The trouble with mitigating climate change is that the benefits are uncertain and distant. Compared with investments that deliver clear benefits in the near future—such as education in developing countries, for instance, which commonly produces returns of around 10% a year—they do not look worthwhile. Conventional analysis would therefore suggest that those who want to make the planet a better place should invest in schools in Malawi rather than in clean energy.
Lord Stern, asked by Tony Blair, then Britain's prime minister, to look into the economics of climate change, devoted his report published in 2006 to the question of whether mitigation was worthwhile (or, according to some critics, to justifying a political decision that had already been made). He came out in favour.
Other economists feel there is nothing wrong with their imaginations but plenty wrong with Lord Stern's near-zero rate. They think he should have used what William Nordhaus, an economics professor at Yale University, calls "assumptions that are consistent with today's marketplace real interest rates and savings rates". In a world of limited resources, they point out, it is not obvious that spending them on future generations rather than on the current one is morally right. After all, since future generations will probably be much richer than we are, it makes no more sense for us to sacrifice our well-being for them than it would to expect 18th-century peasants to go without gruel so we can buy more computers.

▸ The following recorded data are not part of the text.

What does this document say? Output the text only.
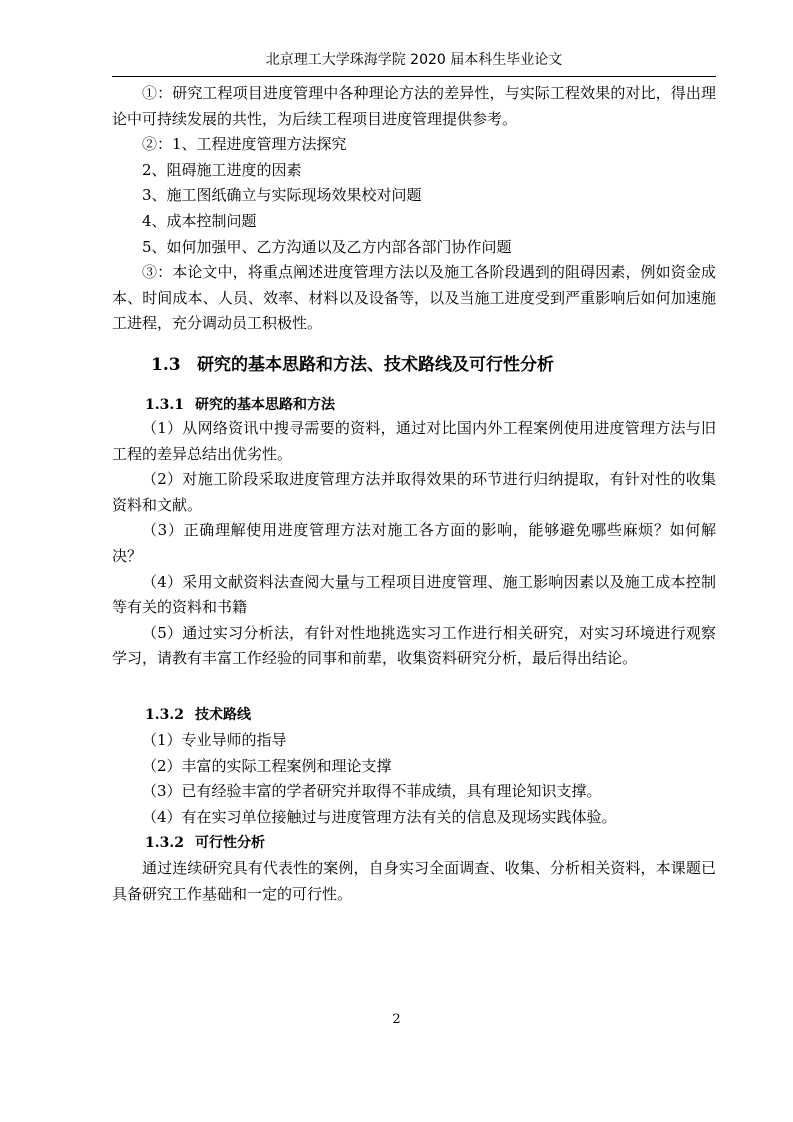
北京理工大学珠海学院 2020 届本科生毕业论文

①：研究工程项目进度管理中各种理论方法的差异性，与实际工程效果的对比，得出理论中可持续发展的共性，为后续工程项目进度管理提供参考。

②：1、工程进度管理方法探究

2、阻碍施工进度的因素

3、施工图纸确立与实际现场效果校对问题

4、成本控制问题

5、如何加强甲、乙方沟通以及乙方内部各部门协作问题

③：本论文中，将重点阐述进度管理方法以及施工各阶段遇到的阻碍因素，例如资金成本、时间成本、人员、效率、材料以及设备等，以及当施工进度受到严重影响后如何加速施工进程，充分调动员工积极性。

1.3 研究的基本思路和方法、技术路线及可行性分析
1.3.1 研究的基本思路和方法

（1）从网络资讯中搜寻需要的资料，通过对比国内外工程案例使用进度管理方法与旧工程的差异总结出优劣性。

（2）对施工阶段采取进度管理方法并取得效果的环节进行归纳提取，有针对性的收集资料和文献。

（3）正确理解使用进度管理方法对施工各方面的影响，能够避免哪些麻烦？如何解决？

（4）采用文献资料法查阅大量与工程项目进度管理、施工影响因素以及施工成本控制等有关的资料和书籍

（5）通过实习分析法，有针对性地挑选实习工作进行相关研究，对实习环境进行观察学习，请教有丰富工作经验的同事和前辈，收集资料研究分析，最后得出结论。

1.3.2 技术路线

（1）专业导师的指导

（2）丰富的实际工程案例和理论支撑

（3）已有经验丰富的学者研究并取得不菲成绩，具有理论知识支撑。

（4）有在实习单位接触过与进度管理方法有关的信息及现场实践体验。

1.3.2 可行性分析

通过连续研究具有代表性的案例，自身实习全面调查、收集、分析相关资料，本课题已具备研究工作基础和一定的可行性。

2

Mr Nordhaus argues for a 3% discount rate, which implies that benefits accrued in 25 years' time are worth about half their current value. He would prefer to spend less money now, and live with more warming, than Lord Stern would.
But others argue against using short-term rates in the long term. Paul Klemperer, an economics professor at Oxford University, points out that very long-term securities carry very low interest rates. When the British government recently issued 40-year index-linked bonds, for instance, it did so at a 0.5% real rate. And over the very long term standard discount rates lead to strange conclusions. At a modest 2% rate, for instance, a single cent rendered unto Caesar in Jesus's time is the equivalent of about $1.5 quadrillion (or 30 times the value of the entire world economy) today.
Martin Weitzman, an economics professor at Harvard University, is less critical of Lord Stern than Mr Nordhaus is: he thinks the review is "right for the wrong reasons". Its Leitmotiv, he maintains, is "the immorality of relegating future generations to live under the shadow" of serious climate change "when for a mere annuity cost of a per cent or two (or at most three) of GDP each year we might have purchased an insurance policy on their behalf". But, he says, such guilt feelings are likely to lead to the choice of a discount rate that is hard to justify intellectually. "I think that rather than trying to go through the back door with [an] unreasonably low [discount rate]…it is much better to go directly through the front door with the legitimate concern that there is a chance, whose subjective probability is small but diffuse, that global warming may eventually cause disastrous temperatures and environmental catastrophes."